Riding Into the Eye of Hurricane Irene With Storm Chasers

ABC's Steve Osunsami rides into the eye of Hurricane Irene with storm chasers

ByABC News
August 26, 2011, 1:41 PM

Aug. 26, 2011 -- Our mission: travel to the center of Hurricane Irene.

We left Keelser Airforce Base Thursday at 9 a.m., on a specially equipped military transport plane. Our flight to Irene was four hours there, and we knew we had arrived when the sky turned dark and the plane started to shake. A military photographer on board got sick.

Major Gen. James T. Rubeor, a seasoned hurricane hunter, tells me they start monitoring these storms once they cross 55 longitude West, far in the Atlantic Ocean.

"We track them all the way until they make landfall," he says.

We were flying at 10,000 feet, safely above the destructive winds at the ocean's surface, but we were still flying low enough to face 100 mile-per-hour wind gusts that rocked our plane, and occasionally sent people scrambling.

The scientists and pilots on board, from the U.S. Air Force Reserve, were shooting canistors into the storm clouds from a hole in the floor of the plane. It sounded like an explosion each time the canistors were fired.

Inside the canistor were sensors that beamed back information to the computers on the plane.

It takes the canistor just five minutes to hit the ocean floor but, in that short time, those little cylinders provide a wealth of information.

On our flight, we learned that the hurricanes pressure was dropping, which meant the storm was strengthening. The eye was forming, and the eye wall was now miles thick. The hurricane is now 200 miles wide.

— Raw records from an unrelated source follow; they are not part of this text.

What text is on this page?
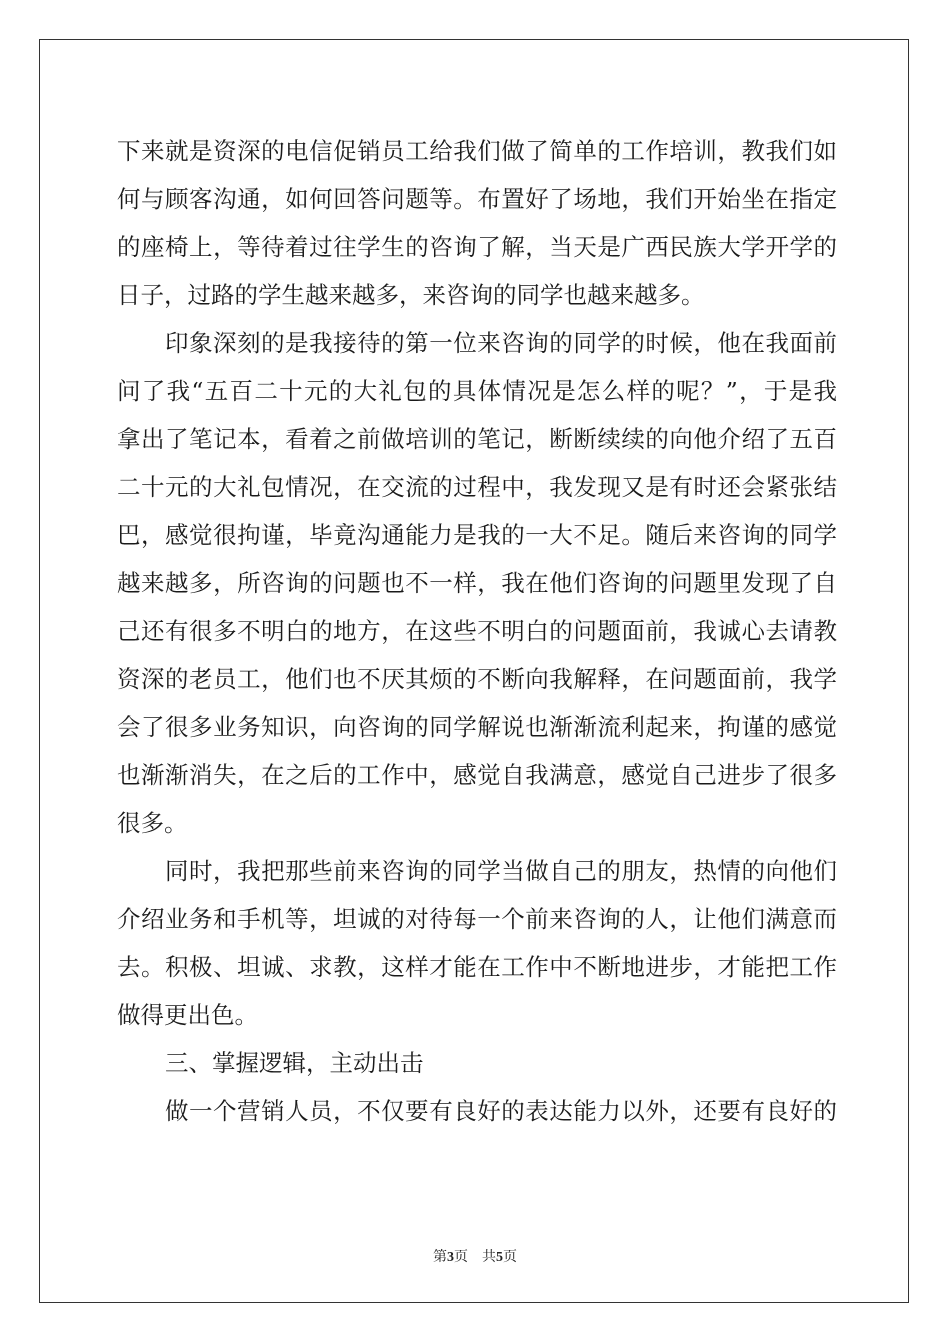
下来就是资深的电信促销员工给我们做了简单的工作培训，教我们如
何与顾客沟通，如何回答问题等。布置好了场地，我们开始坐在指定
的座椅上，等待着过往学生的咨询了解，当天是广西民族大学开学的
日子，过路的学生越来越多，来咨询的同学也越来越多。
印象深刻的是我接待的第一位来咨询的同学的时候，他在我面前
问了我“五百二十元的大礼包的具体情况是怎么样的呢？”，于是我
拿出了笔记本，看着之前做培训的笔记，断断续续的向他介绍了五百
二十元的大礼包情况，在交流的过程中，我发现又是有时还会紧张结
巴，感觉很拘谨，毕竟沟通能力是我的一大不足。随后来咨询的同学
越来越多，所咨询的问题也不一样，我在他们咨询的问题里发现了自
己还有很多不明白的地方，在这些不明白的问题面前，我诚心去请教
资深的老员工，他们也不厌其烦的不断向我解释，在问题面前，我学
会了很多业务知识，向咨询的同学解说也渐渐流利起来，拘谨的感觉
也渐渐消失，在之后的工作中，感觉自我满意，感觉自己进步了很多
很多。
同时，我把那些前来咨询的同学当做自己的朋友，热情的向他们
介绍业务和手机等，坦诚的对待每一个前来咨询的人，让他们满意而
去。积极、坦诚、求教，这样才能在工作中不断地进步，才能把工作
做得更出色。
三、掌握逻辑，主动出击
做一个营销人员，不仅要有良好的表达能力以外，还要有良好的
第3页 共5页
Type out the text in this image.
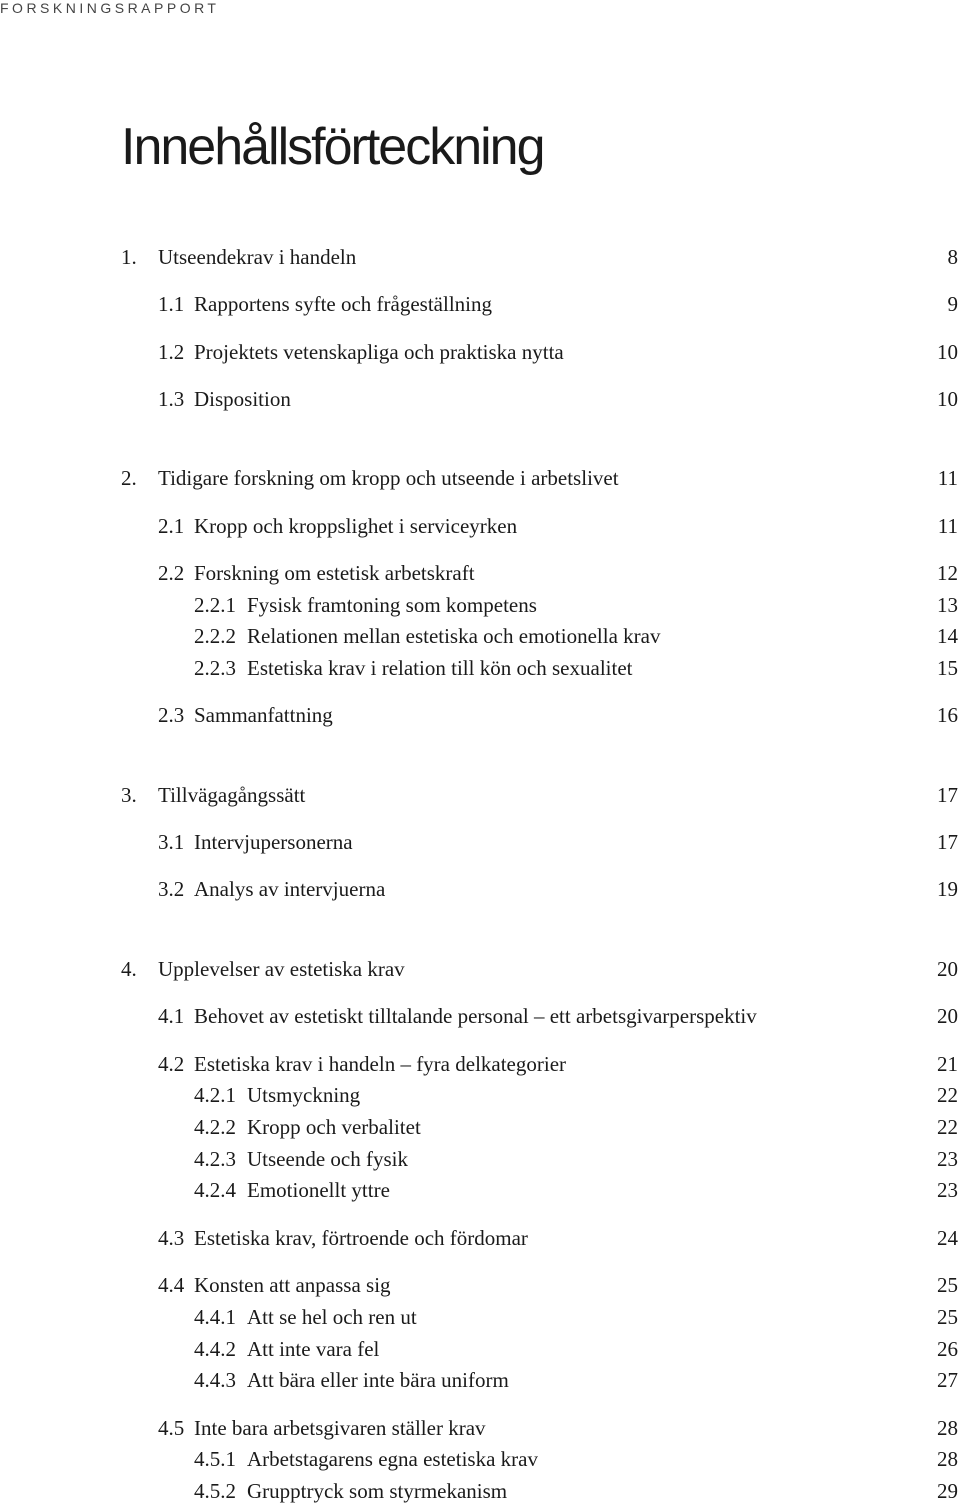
FORSKNINGSRAPPORT
Innehållsförteckning
1. Utseendekrav i handeln	8
1.1 Rapportens syfte och frågeställning	9
1.2 Projektets vetenskapliga och praktiska nytta	10
1.3 Disposition	10
2. Tidigare forskning om kropp och utseende i arbetslivet	11
2.1 Kropp och kroppslighet i serviceyrken	11
2.2 Forskning om estetisk arbetskraft	12
2.2.1 Fysisk framtoning som kompetens	13
2.2.2 Relationen mellan estetiska och emotionella krav	14
2.2.3 Estetiska krav i relation till kön och sexualitet	15
2.3 Sammanfattning	16
3. Tillvägagångssätt	17
3.1 Intervjupersonerna	17
3.2 Analys av intervjuerna	19
4. Upplevelser av estetiska krav	20
4.1 Behovet av estetiskt tilltalande personal – ett arbetsgivarperspektiv	20
4.2 Estetiska krav i handeln – fyra delkategorier	21
4.2.1 Utsmyckning	22
4.2.2 Kropp och verbalitet	22
4.2.3 Utseende och fysik	23
4.2.4 Emotionellt yttre	23
4.3 Estetiska krav, förtroende och fördomar	24
4.4 Konsten att anpassa sig	25
4.4.1 Att se hel och ren ut	25
4.4.2 Att inte vara fel	26
4.4.3 Att bära eller inte bära uniform	27
4.5 Inte bara arbetsgivaren ställer krav	28
4.5.1 Arbetstagarens egna estetiska krav	28
4.5.2 Grupptryck som styrmekanism	29
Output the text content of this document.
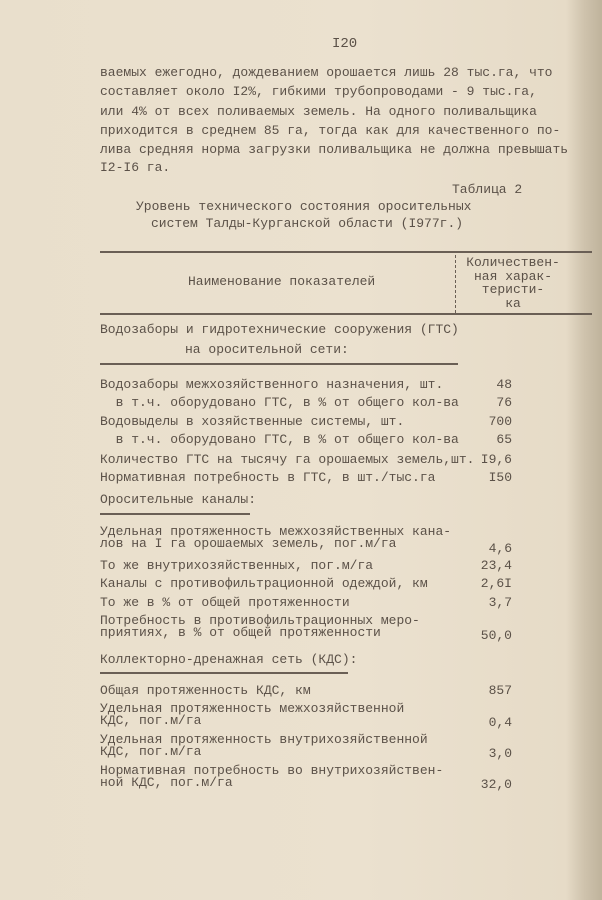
I20
ваемых ежегодно, дождеванием орошается лишь 28 тыс.га, что
составляет около I2%, гибкими трубопроводами - 9 тыс.га,
или 4% от всех поливаемых земель. На одного поливальщика
приходится в среднем 85 га, тогда как для качественного по-
лива средняя норма загрузки поливальщика не должна превышать
I2-I6 га.
Таблица 2
Уровень технического состояния оросительных
систем Талды-Курганской области (I977г.)
Наименование показателей
Количествен-
ная харак-
теристи-
ка
Водозаборы и гидротехнические сооружения (ГТС)
на оросительной сети:
Водозаборы межхозяйственного назначения, шт.	48
в т.ч. оборудовано ГТС, в % от общего кол-ва	76
Водовыделы в хозяйственные системы, шт.	700
в т.ч. оборудовано ГТС, в % от общего кол-ва	65
Количество ГТС на тысячу га орошаемых земель,шт. I9,6
Нормативная потребность в ГТС, в шт./тыс.га	I50
Оросительные каналы:
Удельная протяженность межхозяйственных кана-
лов на I га орошаемых земель, пог.м/га	4,6
То же внутрихозяйственных, пог.м/га	23,4
Каналы с противофильтрационной одеждой, км	2,6I
То же в % от общей протяженности	3,7
Потребность в противофильтрационных меро-
приятиях, в % от общей протяженности	50,0
Коллекторно-дренажная сеть (КДС):
Общая протяженность КДС, км	857
Удельная протяженность межхозяйственной
КДС, пог.м/га	0,4
Удельная протяженность внутрихозяйственной
КДС, пог.м/га	3,0
Нормативная потребность во внутрихозяйствен-
ной КДС, пог.м/га	32,0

The water below the storm is a balmy 85 degrees, and is feeding the hurricane.

They're collecting real-time data, and sending it to the National Hurricane Center in Miami, Fla., by satellite.

Maj. Ivan Deroch tells me this is all happening in real time.

"This is the only way to get it," he said. "It allows them, to make a more accurate forecast."

The storm is currently moving along the path forecasters in Miami had predicted. It was hugging the Florida coastline, but far enough out to sea to spare Florida the worst.